Beaucoup de dégâts matériels en Iran
Les Iraniens ont pu appeler l'étranger sur les téléphones mobiles mardi pour la première fois depuis que les communications ont été interrompues pendant une répression des manifestations nationales au cours desquelles des militants ont déclaré qu'au moins 646 personnes avaient été tuées.
Plusieurs personnes à Téhéran ont pu appeler l'Associated Press et parler à un journaliste sur place. Les témoins ont affirmé que les SMS étaient toujours indisponibles et que les utilisateurs d'internet en Iran pouvaient se connecter à des sites Web approuvés par le gouvernement localement mais pas à l'extérieur.
Les témoins ont offert un aperçu de la vie dans les rues de la capitale iranienne au cours des quatre jours et demi de déconnexion du monde. Ils ont décrit avoir vu une présence sécuritaire importante dans le centre de Téhéran.
Des policiers anti-émeutes, portant des casques et des armures, tenaient des matraques, des boucliers, des fusils à pompe et des lanceurs de gaz lacrymogène. Ils se tenaient à des intersections majeures. Non loin de là, les témoins ont vu des membres des Basij, la force de volontaires du Corps des Gardiens de la révolution, armés de façon similaire de fusils et de matraques. Les agents de sécurité en civil étaient également visibles dans les espaces publics.
Plusieurs banques et bureaux gouvernementaux ont été incendiés pendant les troubles, ont-ils dit. Les distributeurs automatiques de billets avaient été saccagés et les banques avaient du mal à effectuer des transactions sans internet, ont ajouté les témoins.
Néanmoins, les magasins étaient ouverts, bien qu'il y ait peu de trafic piéton dans la capitale. Le Grand Bazar de Téhéran, où les manifestations ont commencé le 28 décembre, deoit ouvrir aujourd'hui.

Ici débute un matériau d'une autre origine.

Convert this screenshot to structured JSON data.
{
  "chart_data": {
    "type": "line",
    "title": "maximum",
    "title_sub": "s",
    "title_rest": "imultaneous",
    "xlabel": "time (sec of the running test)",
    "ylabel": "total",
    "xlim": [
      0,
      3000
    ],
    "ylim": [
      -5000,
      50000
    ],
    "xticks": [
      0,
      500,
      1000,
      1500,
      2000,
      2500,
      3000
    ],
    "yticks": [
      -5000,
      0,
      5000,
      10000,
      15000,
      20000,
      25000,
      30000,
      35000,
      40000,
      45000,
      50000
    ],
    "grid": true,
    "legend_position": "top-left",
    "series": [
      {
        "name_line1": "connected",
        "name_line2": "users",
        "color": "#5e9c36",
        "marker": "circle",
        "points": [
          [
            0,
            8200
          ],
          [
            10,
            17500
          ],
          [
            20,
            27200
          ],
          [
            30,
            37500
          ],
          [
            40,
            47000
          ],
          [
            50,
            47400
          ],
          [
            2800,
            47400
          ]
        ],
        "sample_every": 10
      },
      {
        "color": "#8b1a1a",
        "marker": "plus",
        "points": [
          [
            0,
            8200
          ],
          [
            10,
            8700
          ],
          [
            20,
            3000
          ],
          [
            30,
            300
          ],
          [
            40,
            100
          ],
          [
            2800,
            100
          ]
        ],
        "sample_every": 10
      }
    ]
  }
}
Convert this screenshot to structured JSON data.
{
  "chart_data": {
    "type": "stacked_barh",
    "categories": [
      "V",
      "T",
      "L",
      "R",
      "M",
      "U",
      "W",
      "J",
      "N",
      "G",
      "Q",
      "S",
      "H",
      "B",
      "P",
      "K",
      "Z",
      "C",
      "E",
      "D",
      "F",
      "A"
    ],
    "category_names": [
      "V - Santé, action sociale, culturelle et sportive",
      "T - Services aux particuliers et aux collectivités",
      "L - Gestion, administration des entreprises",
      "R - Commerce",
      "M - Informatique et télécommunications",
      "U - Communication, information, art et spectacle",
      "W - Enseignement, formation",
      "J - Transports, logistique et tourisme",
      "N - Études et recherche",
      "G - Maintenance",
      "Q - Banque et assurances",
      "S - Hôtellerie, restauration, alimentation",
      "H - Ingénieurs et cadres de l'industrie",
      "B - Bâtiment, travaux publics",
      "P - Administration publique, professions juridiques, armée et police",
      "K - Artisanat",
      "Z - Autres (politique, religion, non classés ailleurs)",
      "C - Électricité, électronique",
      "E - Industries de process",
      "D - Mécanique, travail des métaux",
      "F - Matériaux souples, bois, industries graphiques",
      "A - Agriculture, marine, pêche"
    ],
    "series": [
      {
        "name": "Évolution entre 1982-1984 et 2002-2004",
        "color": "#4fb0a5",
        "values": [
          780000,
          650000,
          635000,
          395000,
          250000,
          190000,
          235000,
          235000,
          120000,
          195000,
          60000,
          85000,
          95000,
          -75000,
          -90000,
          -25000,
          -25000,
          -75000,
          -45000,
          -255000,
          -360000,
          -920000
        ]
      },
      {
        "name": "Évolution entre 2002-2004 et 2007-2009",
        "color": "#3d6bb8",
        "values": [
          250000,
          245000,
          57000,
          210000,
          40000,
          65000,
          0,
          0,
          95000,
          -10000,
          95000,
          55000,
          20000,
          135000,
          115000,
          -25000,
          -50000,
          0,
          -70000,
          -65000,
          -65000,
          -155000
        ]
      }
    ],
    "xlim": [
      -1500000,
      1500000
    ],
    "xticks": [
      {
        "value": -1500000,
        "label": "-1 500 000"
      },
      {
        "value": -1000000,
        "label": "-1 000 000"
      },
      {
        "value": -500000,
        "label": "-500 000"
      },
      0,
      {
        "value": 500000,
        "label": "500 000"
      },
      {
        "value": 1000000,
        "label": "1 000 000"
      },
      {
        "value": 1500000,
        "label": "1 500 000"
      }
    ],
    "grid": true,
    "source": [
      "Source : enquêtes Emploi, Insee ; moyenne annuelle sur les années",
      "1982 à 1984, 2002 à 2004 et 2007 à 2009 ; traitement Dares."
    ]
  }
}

Cependant, un témoin a décrit avoir parlé à plusieurs commerçants qui ont dit que les forces de sécurité leur avaient ordonné de rouvrir quoi qu'il en coûte. Les médias d’État iraniens n'avaient pas reconnu cet ordre.
Les témoins ont parlé sous couvert d'anonymat par crainte de représailles.
L'Iran déclare avoir communiqué avec Washington
Le président américain Donald Trump a déclaré que l'Iran souhaitait négocier avec Washington après sa menace de frapper la République islamique pour sa répression.
Le ministre iranien des Affaires étrangères Abbas Araghchi, s'exprimant sur la chaîne d'information par satellite financée par le Qatar, Al Jazeera, dans une interview diffusée lundi soir, a déclaré qu'il continuait de communiquer avec l'envoyé américain Steve Witkoff.
La communication « a continué avant et après les manifestations et se poursuit toujours », a déclaré Araghchi. Cependant, « les idées et les menaces proposées par Washington contre notre pays sont incompatibles. »
La porte-parole de la Maison Blanche, Karoline Leavitt, a déclaré que la rhétorique publique de l'Iran diverge des messages privés reçus de Téhéran ces derniers jours.
« Je pense que le président a un intérêt à explorer ces messages, » a déclaré Leavitt. « Cependant, cela dit, le président a montré qu'il n'avait pas peur d'utiliser des options militaires si et quand il le juge nécessaire, et personne ne le sait mieux que l'Iran. »
Pendant ce temps, des manifestants pro-gouvernementaux ont envahi les rues lundi en soutien à la théocratie, une démonstration de force après des jours de manifestations remettant en question directement le pouvoir du Guide Suprême de 86 ans, l'Ayatollah Ali Khamenei. La télévision d'État iranienne a diffusé des chants de la foule, qui semblait compter des dizaines de milliers de personnes, criant « Mort à l'Amérique ! » et « Mort à Israël ! »
D'autres ont crié, « Mort aux ennemis de Dieu ! » Le procureur général de l'Iran a averti que toute personne participant aux manifestations serait considérée comme un « ennemi de Dieu », une accusation passible de la peine de mort.